The employment agency wants to clarify the prejudices. For example, people with disabilities do not get sick more often than their colleagues, but are often even more committed and motivated. Also, the mere formal characteristic of “severe disability” says nothing about an individual’s ability to perform an activity. “It’s not about what someone can’t do, it’s about who is particularly good at what,” says Hansen. “People with disabilities have many talents and qualifications – even in bottleneck positions.”

This also applies to severely disabled people who do not enjoy special protection against dismissal during the first six months of employment. During the trial period, the employment relationship can be terminated like any other. Only after this period has expired does the integration office have to agree to the termination.

Severely disabled people can work in almost any industry. However, they are often looking for a job in an office or secretary’s office, as a porter or janitor, in the cleaning or warehouse industry, says Frank Vollgold, spokesman for the Saxon employment agency. But she is often interested in working in gardening, sales or as a chef. “Increasing digitization is also expanding the employment opportunities for skilled disabled workers,” says the head of the Hansen agency. “It is therefore important that other Saxon employers open up to people with disabilities and become opportunities themselves.”

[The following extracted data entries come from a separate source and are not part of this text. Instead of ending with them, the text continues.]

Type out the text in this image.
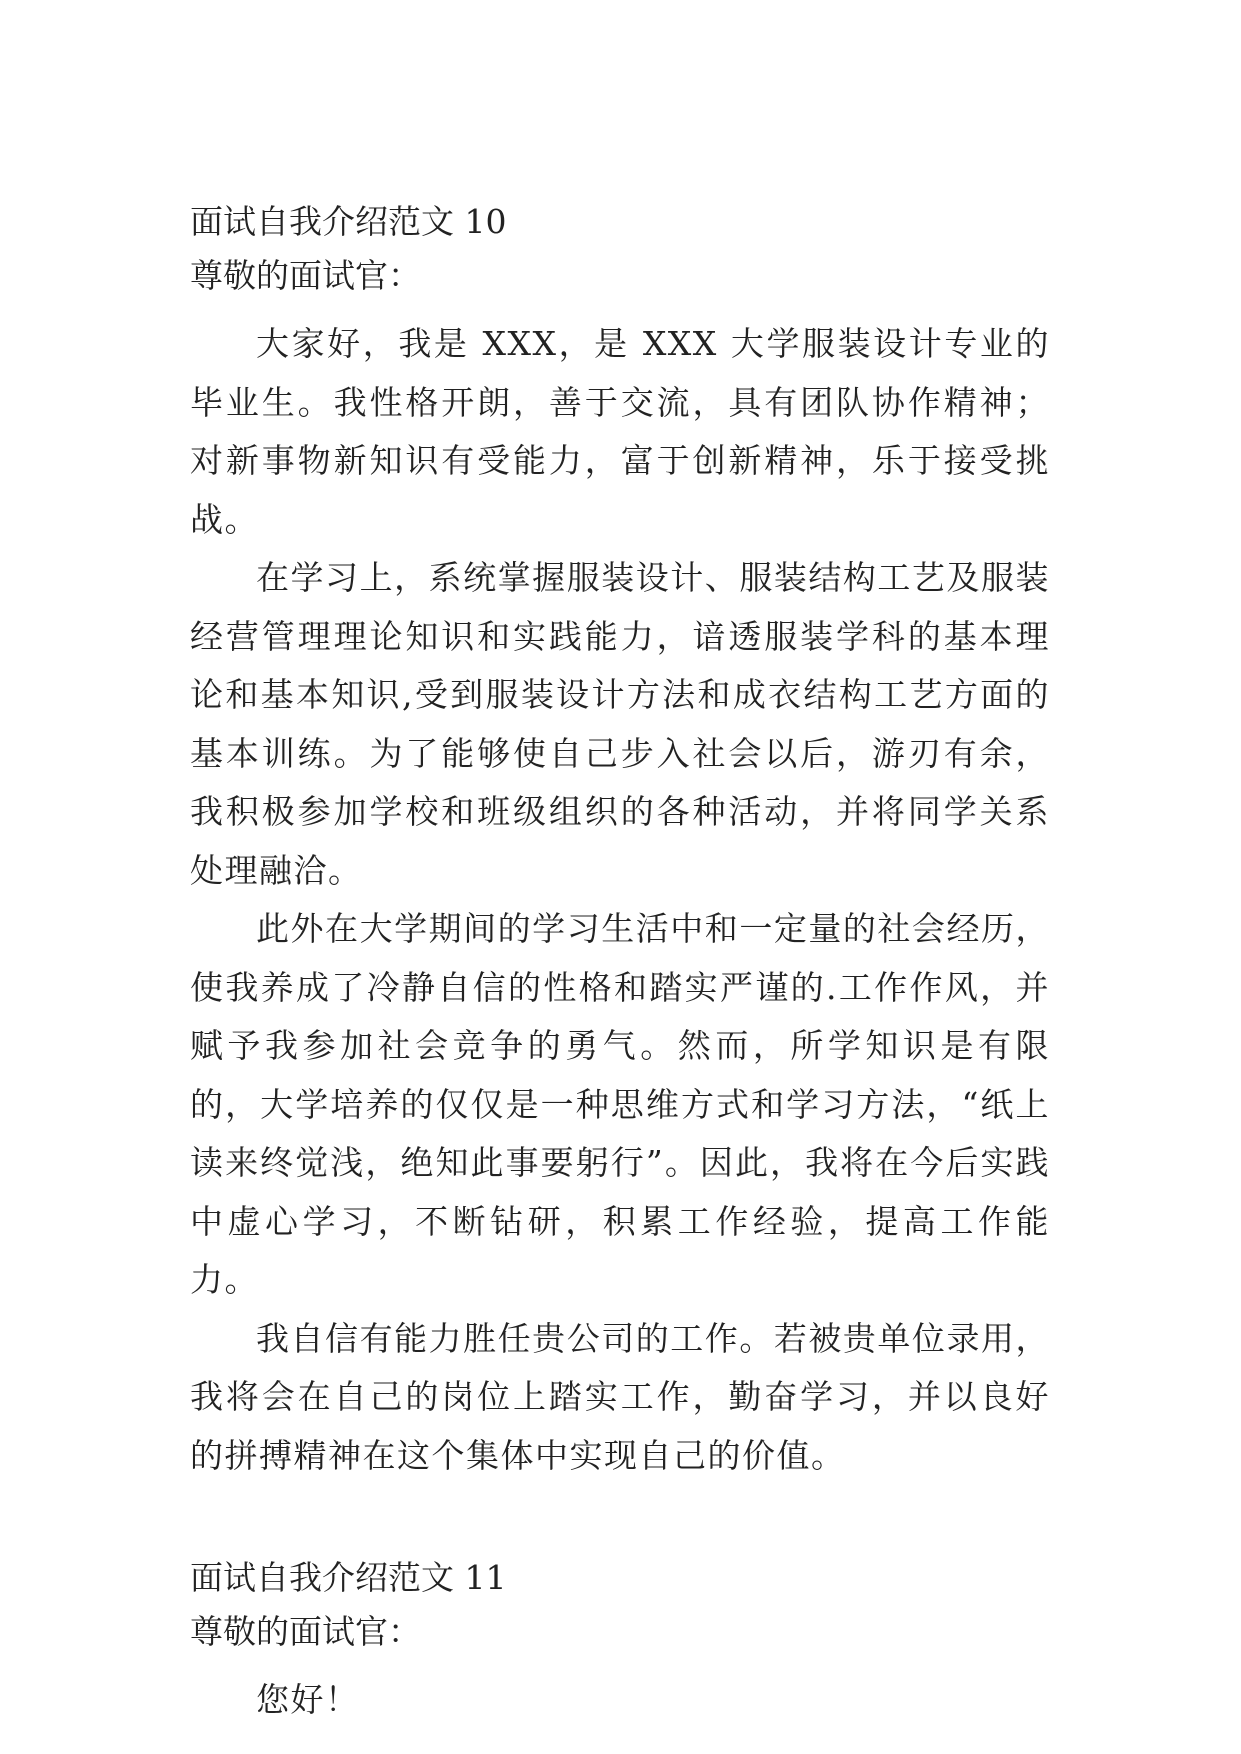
面试自我介绍范文 10
尊敬的面试官：

大家好，我是 XXX，是 XXX 大学服装设计专业的毕业生。我性格开朗，善于交流，具有团队协作精神；对新事物新知识有受能力，富于创新精神，乐于接受挑战。

在学习上，系统掌握服装设计、服装结构工艺及服装经营管理理论知识和实践能力，谙透服装学科的基本理论和基本知识,受到服装设计方法和成衣结构工艺方面的基本训练。为了能够使自己步入社会以后，游刃有余，我积极参加学校和班级组织的各种活动，并将同学关系处理融洽。

此外在大学期间的学习生活中和一定量的社会经历，使我养成了冷静自信的性格和踏实严谨的.工作作风，并赋予我参加社会竞争的勇气。然而，所学知识是有限的，大学培养的仅仅是一种思维方式和学习方法，“纸上读来终觉浅，绝知此事要躬行”。因此，我将在今后实践中虚心学习，不断钻研，积累工作经验，提高工作能力。

我自信有能力胜任贵公司的工作。若被贵单位录用，我将会在自己的岗位上踏实工作，勤奋学习，并以良好的拼搏精神在这个集体中实现自己的价值。

面试自我介绍范文 11
尊敬的面试官：

您好！
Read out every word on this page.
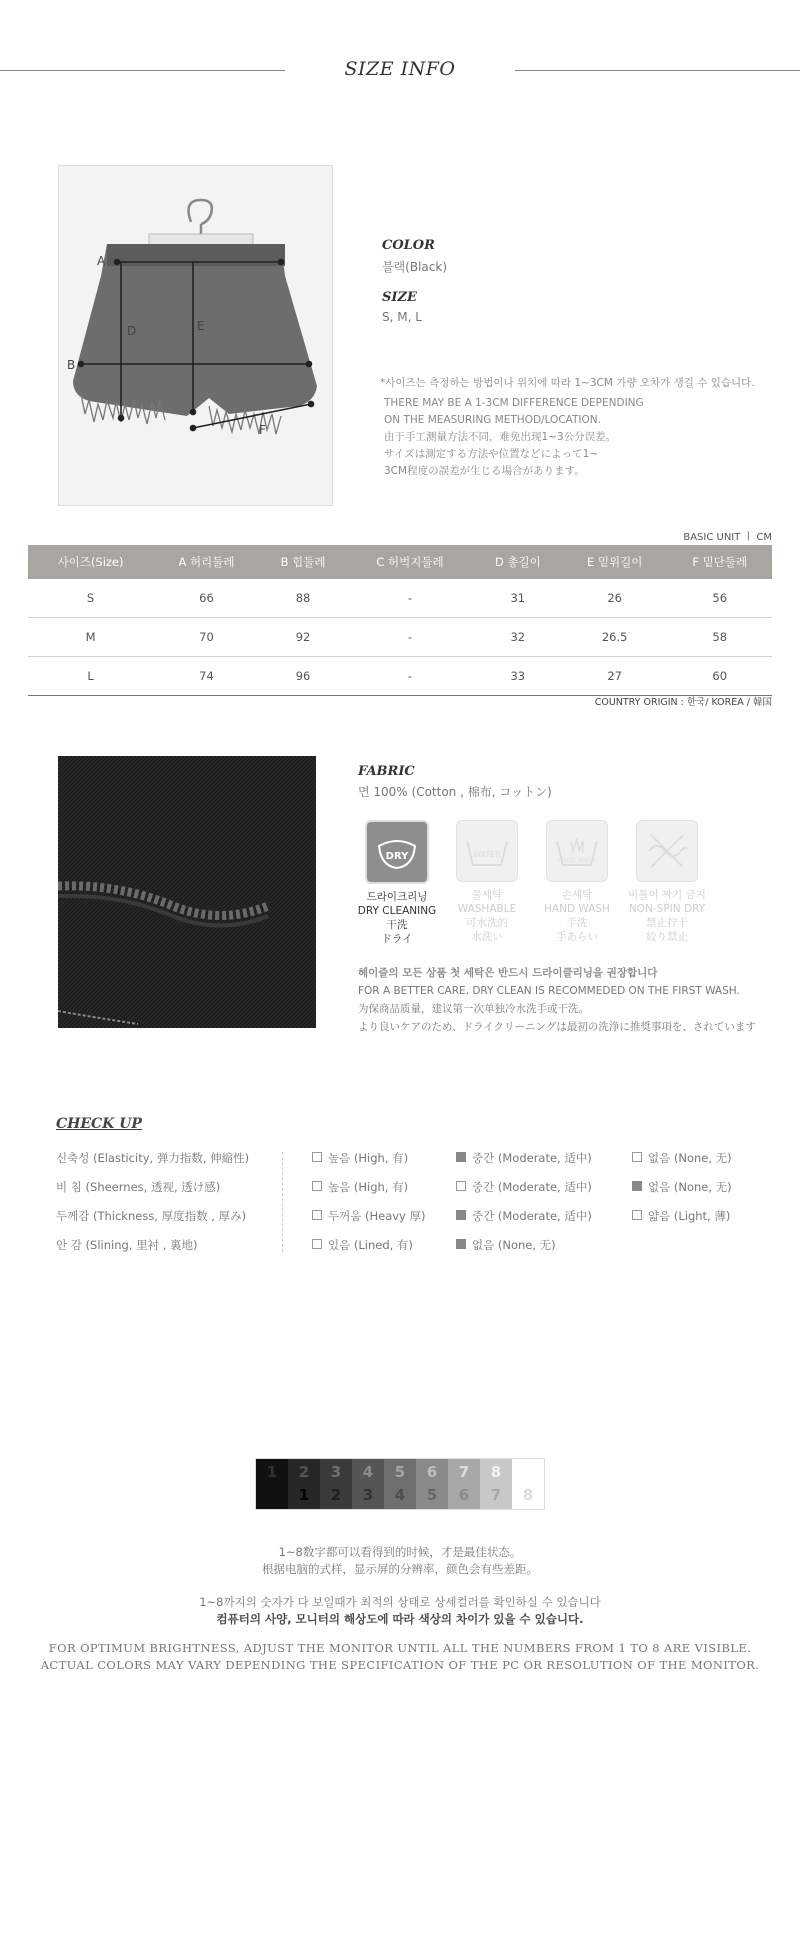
SIZE INFO
A
B
D	E
F
COLOR
블랙(Black)
SIZE
S, M, L
*사이즈는 측정하는 방법이나 위치에 따라 1~3CM 가량 오차가 생길 수 있습니다.
THERE MAY BE A 1-3CM DIFFERENCE DEPENDING
ON THE MEASURING METHOD/LOCATION.
由于手工测量方法不同，难免出现1~3公分误差。
サイズは測定する方法や位置などによって1~
3CM程度の誤差が生じる場合があります。
BASIC UNIT ㅣ CM
사이즈(Size)	A 허리둘레	B 힙둘레	C 허벅지둘레	D 총길이	E 밑위길이	F 밑단둘레
S	66	88	-	31	26	56
M	70	92	-	32	26.5	58
L	74	96	-	33	27	60
COUNTRY ORIGIN : 한국/ KOREA / 韓国
FABRIC
면 100% (Cotton , 棉布, コットン)
DRY
드라이크리닝
DRY CLEANING
干洗
ドライ
WATER
물세탁
WASHABLE
可水洗的
水洗い
HAND WASH
손세탁
HAND WASH
手洗
手あらい
비틀어 짜기 금지
NON-SPIN DRY
禁止拧干
絞り禁止
헤이즐의 모든 상품 첫 세탁은 반드시 드라이클리닝을 권장합니다
FOR A BETTER CARE, DRY CLEAN IS RECOMMEDED ON THE FIRST WASH.
为保商品质量，建议第一次单独冷水洗手或干洗。
より良いケアのため、ドライクリーニングは最初の洗浄に推奨事項を、されています
CHECK UP
신축성 (Elasticity, 弹力指数, 伸縮性)	높음 (High, 有)	중간 (Moderate, 适中)	없음 (None, 无)
비 침 (Sheernes, 透视, 透け感)	높음 (High, 有)	중간 (Moderate, 适中)	없음 (None, 无)
두께감 (Thickness, 厚度指数 , 厚み)	두꺼움 (Heavy 厚)	중간 (Moderate, 适中)	얇음 (Light, 薄)
안 감 (Slining, 里衬 , 裏地)	있음 (Lined, 有)	없음 (None, 无)
1	2
1
3
2
4
3
5
4
6
5
7
6
8
7	8
1~8数字都可以看得到的时候，才是最佳状态。
根据电脑的式样，显示屏的分辨率，颜色会有些差距。
1~8까지의 숫자가 다 보일때가 최적의 상태로 상세컬러를 확인하실 수 있습니다
컴퓨터의 사양, 모니터의 해상도에 따라 색상의 차이가 있을 수 있습니다.
FOR OPTIMUM BRIGHTNESS, ADJUST THE MONITOR UNTIL ALL THE NUMBERS FROM 1 TO 8 ARE VISIBLE.
ACTUAL COLORS MAY VARY DEPENDING THE SPECIFICATION OF THE PC OR RESOLUTION OF THE MONITOR.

The example from Vogtland shows how inclusion can become normal. At the Goldbrötchen bakery in Falkenstein, which recently won the nationwide 2021 Business Inclusion Award for its commitment, 11 out of 46 employees are severely disabled. Owner Gerd-Ralf Jahnsmüller recently explained that it is often difficult for people with disabilities to find work at work, as he himself experienced with two relatives with trisomy 21. “And if someone can help people with disabilities, we are the entrepreneurs.” It also pays off.

Inclusion has been practiced in the company for 15 years. Among other things, barrier-free workplaces and departments have been created, as well as a new firewood production and landscape maintenance department to provide the injured with a different area of ​​work if necessary. “We are now not only more social, but also more competitive,” says Jahnsmüller.